At that price, I'd suspect it being stolen or some kind of hoax. That tractor new was close to $10,000, and should sell for over $5000 used. If it is a legit sale, I'd jump all over it for $2,500. This is the top of the line in Deere garden tractors and I certainly would recommend it for durability, strength, and quality.


----------



## bontai Joe (Sep 16, 2003)

Is this the one you saw on ebay? I just checked and it is no longer listed, and the other one with the same photos ended with no bids. There are bargains on Ebay, but you gotta be careful. There are lots of bad people out there.


----------



## lb59 (Jan 2, 2006)

> _Originally posted by bontai Joe _
> *At that price, I'd suspect it being stolen or some kind of hoax. That tractor new was close to $10,000, and should sell for over $5000 used. If it is a legit sale, I'd jump all over it for $2,500. This is the top of the line in Deere garden tractors and I certainly would recommend it for durability, strength, and quality. *


What CC model or models would compare with it ? ? ?


----------



## lb59 (Jan 2, 2006)

> _Originally posted by lb59 _
> *What Cub Cadet model or models would compare with A JD 445 and 455 ? ? ? *


----------



## chrpmaster (May 5, 2004)

Sorry LB59 but I am not familiar with the CC line of tractors. It would have to be whatever their top of the line garden tractor is. I later found out that this seller was running a scam on ebay since just after I posted this it was taken down by Ebay.

Andy


----------



## lb59 (Jan 2, 2006)

> _Originally posted by chrpmaster _
> *I have a line on a 2 year old 445 with a 54" deck and only 55 hrs to it that is immaculate for around $2500. Is this a good deal? It will also cost me another $280 to have it shipped here.
> 
> I am not familiar with this model and don't know how they are on ruggedness and dependability. Opinions would be welcomed. I will probably use it to mow and may add a small loader later on.
> ...


 2500 is a deal if it's not a steal


----------



## lb59 (Jan 2, 2006)

445 one of JDs best ever garden tractors.


----------



## lb59 (Jan 2, 2006)

> _Originally posted by chrpmaster _
> *I have a line on a 2 year old 445 with a 54" deck and only 55 hrs to it that is immaculate for around $2500. Is this a good deal?
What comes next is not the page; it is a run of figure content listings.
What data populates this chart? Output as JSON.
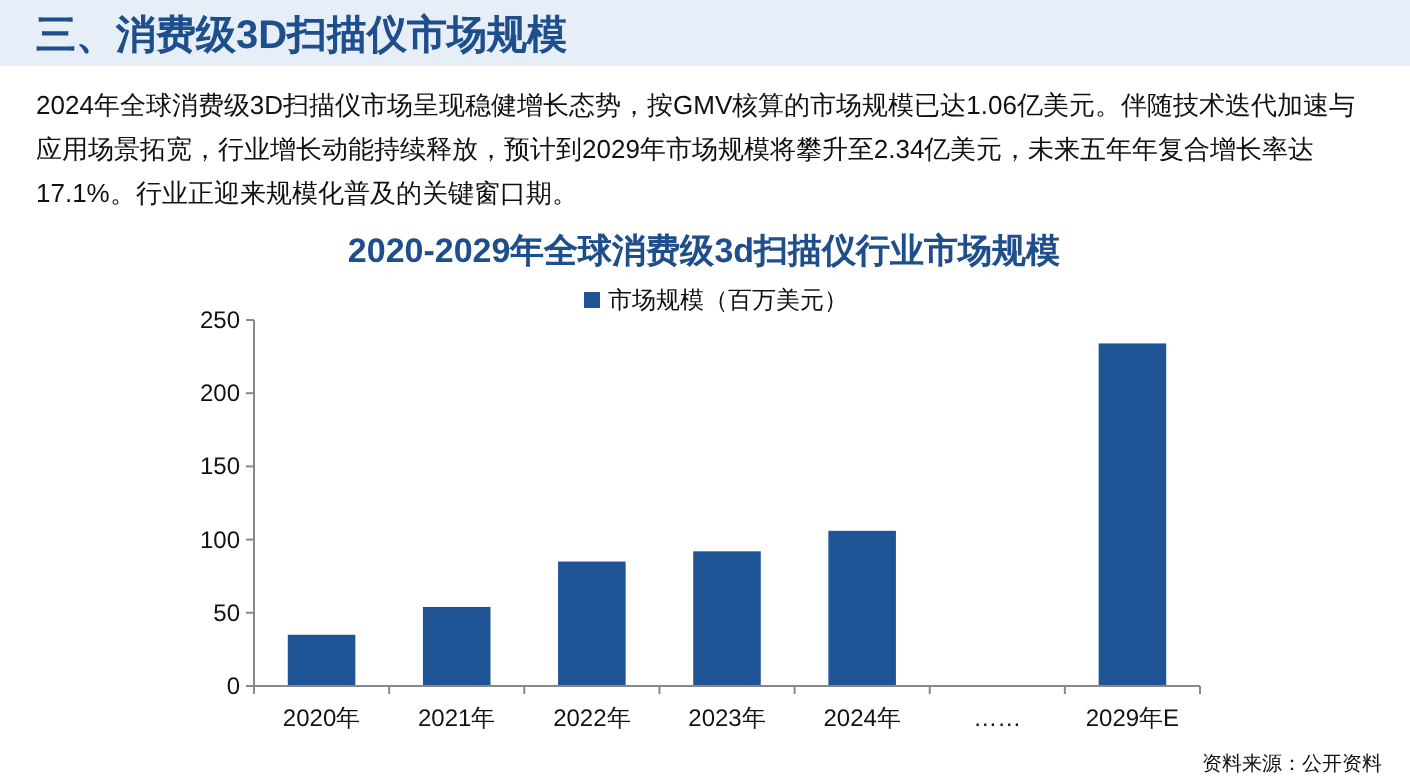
{
  "chart_data": {
    "type": "bar",
    "title": "2020-2029年全球消费级3d扫描仪行业市场规模",
    "annotations": [
      "三、消费级3D扫描仪市场规模",
      "2024年全球消费级3D扫描仪市场呈现稳健增长态势，按GMV核算的市场规模已达1.06亿美元。伴随技术迭代加速与应用场景拓宽，行业增长动能持续释放，预计到2029年市场规模将攀升至2.34亿美元，未来五年年复合增长率达17.1%。行业正迎来规模化普及的关键窗口期。",
      "资料来源：公开资料"
    ],
    "categories": [
      "2020年",
      "2021年",
      "2022年",
      "2023年",
      "2024年",
      "……",
      "2029年E"
    ],
    "series": [
      {
        "name": "市场规模（百万美元）",
        "color": "#1f5596",
        "values": [
          35,
          54,
          85,
          92,
          106,
          null,
          234
        ]
      }
    ],
    "ylim": [
      0,
      250
    ],
    "yticks": [
      0,
      50,
      100,
      150,
      200,
      250
    ],
    "grid": false,
    "legend": "top"
  }
}
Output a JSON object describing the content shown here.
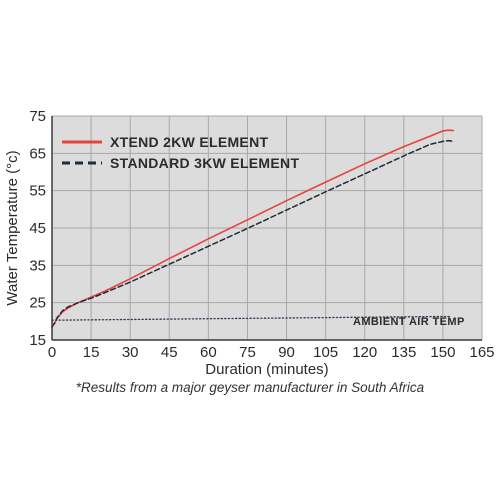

It will also cost me another $280 to have it shipped here.
> 
> I am not familiar with this model and don't know how they are on ruggedness and dependability. Opinions would be welcomed. I will probably use it to mow and may add a small loader later on.
> ...


And I thought the 445 with 320 hours at my local dealer for $3500 was a give away deal !


----------